Mamata Banerjee on Monday tore into the saffron camp over the Goods and Services Tax (GST) and the contentious special intensive revision (SIR) of the electoral roll in poll-bound states, demanding that the former be withdrawn and the latter be put on hold.
The Bengal chief minister, during an interaction with journalists in Siliguri on the first day of her north Bengal trip, said agreeing to support the GST — which she said then Bengal finance minister Amit Mitra had convinced her to do — was a “very big blunder”.
“I believe the GST should be revoked. Amit Mitra had convinced me earlier, and I had agreed, but that was a mistake, a very big blunder,” she said.
Economist Mitra was the finance minister in her cabinet between 2011 and 2021, and was made the principal chief adviser to the chief minister and the finance department thereafter. The advice Mamata was referring to could have been offered by Mitra while he was chairperson of the empowered committee of state finance ministers, which worked out the details of the GST prior to its imposition in 2017.
“Now, many transactions are taxed and the Centre is misusing money collected from the states for wasteful expenditure, and diverting funds to (NDA-ruled) states. They travel abroad and return wearing gold garlands. The Union government’s main roles should be defence and the borders, most other matters are a state prerogative,” added Mamata.
The chief minister and Trinamool Congress supremo had claimed Bengal alone had to lose ₹20,000 crore for the GST reforms in September.
“The Centre has been advertising that it has made insurance free, that is a lie. They take our money, squander it... and then call it generosity. They collect large sums as GST and claim credit for benefits, which is misleading. That money came from (state) coffers, it is not their achievement,” Mamata said.
On the subject of SIR, Mamata went on to demand that the ongoing “super Emergency” of votebandi — drawing parallels with the “draconian” notebandi (demonetisation) of 2016 by the Narendra Modi government — be immediately stopped in poll-bound states such as Bengal by the Election Commission of India, which she has repeatedly accused of being compromised under the saffron regime.
Her party’s Rajya Sabha member Dola Sen and Kolkata Dakshin MP Mala Roy filed a petition before the Supreme Court, questioning the legitimacy of the speed with which the SIR process is being carried out in Bengal.
Trinamool sources said the matter is likely to be heard on Tuesday.
“Why such atrocities if one speaks in Bengali? Why will you take so many lives? Are you not ashamed?” asked Mamata.
“They should have taken two years to do this (like in 2002). They could have done a good survey. They could have done a census too. Suddenly, before the elections, why is there such a mad rush?” she asked.
“So that the state government cannot work for these three months. A super Emergency has been declared.... I still think that this process should be paused.”

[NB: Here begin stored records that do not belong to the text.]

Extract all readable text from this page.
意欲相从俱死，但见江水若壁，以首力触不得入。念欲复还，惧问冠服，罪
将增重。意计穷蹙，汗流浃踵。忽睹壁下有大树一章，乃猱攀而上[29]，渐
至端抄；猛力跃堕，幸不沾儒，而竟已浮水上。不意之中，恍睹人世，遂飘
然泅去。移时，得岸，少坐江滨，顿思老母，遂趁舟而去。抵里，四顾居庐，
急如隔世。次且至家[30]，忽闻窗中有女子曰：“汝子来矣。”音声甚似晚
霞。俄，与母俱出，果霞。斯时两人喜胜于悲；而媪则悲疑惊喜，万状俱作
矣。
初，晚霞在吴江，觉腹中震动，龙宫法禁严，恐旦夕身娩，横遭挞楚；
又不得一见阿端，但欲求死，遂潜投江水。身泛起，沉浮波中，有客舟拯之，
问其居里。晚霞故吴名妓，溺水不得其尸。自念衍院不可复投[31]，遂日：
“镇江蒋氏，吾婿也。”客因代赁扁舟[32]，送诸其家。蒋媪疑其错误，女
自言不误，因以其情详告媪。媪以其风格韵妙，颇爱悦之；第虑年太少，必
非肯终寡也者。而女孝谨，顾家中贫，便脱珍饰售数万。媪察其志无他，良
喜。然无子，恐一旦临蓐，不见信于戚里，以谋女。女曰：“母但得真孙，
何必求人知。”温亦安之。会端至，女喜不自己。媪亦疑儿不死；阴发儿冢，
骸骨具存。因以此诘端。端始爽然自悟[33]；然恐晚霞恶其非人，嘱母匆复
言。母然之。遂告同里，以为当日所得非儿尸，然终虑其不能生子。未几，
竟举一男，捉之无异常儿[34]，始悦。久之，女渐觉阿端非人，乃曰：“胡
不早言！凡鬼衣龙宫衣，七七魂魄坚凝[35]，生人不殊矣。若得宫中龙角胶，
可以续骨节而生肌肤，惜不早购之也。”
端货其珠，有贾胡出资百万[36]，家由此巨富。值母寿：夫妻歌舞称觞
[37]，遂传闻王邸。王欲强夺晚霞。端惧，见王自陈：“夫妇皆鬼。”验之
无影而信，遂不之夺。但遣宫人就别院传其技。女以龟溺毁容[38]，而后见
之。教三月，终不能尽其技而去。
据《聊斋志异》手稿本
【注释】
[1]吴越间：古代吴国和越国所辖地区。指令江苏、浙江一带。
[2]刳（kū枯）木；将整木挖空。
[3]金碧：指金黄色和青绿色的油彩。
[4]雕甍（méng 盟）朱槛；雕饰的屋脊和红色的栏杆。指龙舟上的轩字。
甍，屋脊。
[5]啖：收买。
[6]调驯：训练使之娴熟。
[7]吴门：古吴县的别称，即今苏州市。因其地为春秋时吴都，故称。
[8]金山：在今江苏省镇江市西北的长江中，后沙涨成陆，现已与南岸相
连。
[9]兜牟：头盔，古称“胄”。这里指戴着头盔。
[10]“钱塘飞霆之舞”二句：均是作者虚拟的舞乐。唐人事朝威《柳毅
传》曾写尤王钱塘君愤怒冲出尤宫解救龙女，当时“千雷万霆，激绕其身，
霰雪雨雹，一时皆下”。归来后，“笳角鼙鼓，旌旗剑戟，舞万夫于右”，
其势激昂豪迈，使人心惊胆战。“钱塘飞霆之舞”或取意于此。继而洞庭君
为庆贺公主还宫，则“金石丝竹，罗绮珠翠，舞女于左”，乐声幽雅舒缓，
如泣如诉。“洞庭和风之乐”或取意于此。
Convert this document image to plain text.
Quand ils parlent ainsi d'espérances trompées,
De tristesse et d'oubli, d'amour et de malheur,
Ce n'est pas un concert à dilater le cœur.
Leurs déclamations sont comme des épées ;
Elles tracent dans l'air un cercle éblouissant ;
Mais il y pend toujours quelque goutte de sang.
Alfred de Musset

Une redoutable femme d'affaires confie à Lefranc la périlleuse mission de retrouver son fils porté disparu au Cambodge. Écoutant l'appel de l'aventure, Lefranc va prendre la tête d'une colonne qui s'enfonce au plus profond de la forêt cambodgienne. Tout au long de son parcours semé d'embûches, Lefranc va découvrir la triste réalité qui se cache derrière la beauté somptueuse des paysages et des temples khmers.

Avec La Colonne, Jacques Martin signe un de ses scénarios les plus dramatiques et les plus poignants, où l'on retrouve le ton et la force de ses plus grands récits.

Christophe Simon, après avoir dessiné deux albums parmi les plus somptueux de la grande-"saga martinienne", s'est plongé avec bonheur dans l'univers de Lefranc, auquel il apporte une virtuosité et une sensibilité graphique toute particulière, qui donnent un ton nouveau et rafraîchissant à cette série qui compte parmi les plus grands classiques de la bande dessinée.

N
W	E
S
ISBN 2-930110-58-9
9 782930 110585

Mamata has been unrelenting for months in her attacks on the saffron regime over the alleged linguistic apartheid against Bengali-speaking Indians, weaving in with it the issue of “backdoor NRC” by an allegedly compromised Nirvachan Sadan, which she says is a “conspiracy to disenfranchise” the poor and the marginalised who she believes are unlikely to vote for the BJP.
Multiple saffron camp insiders have admitted to apprehensions over the electoral outcome of Mamata’s call for a major uprising in the election next summer against the alleged othering and politically motivated marginalisation of the Bengali identity and the Bengal ethos, which she has linked with the SIR in Bengal.
“The BJP can send me to jail, cut my throat... but they must not snatch the voting rights of Indian citizens,” she said on Monday.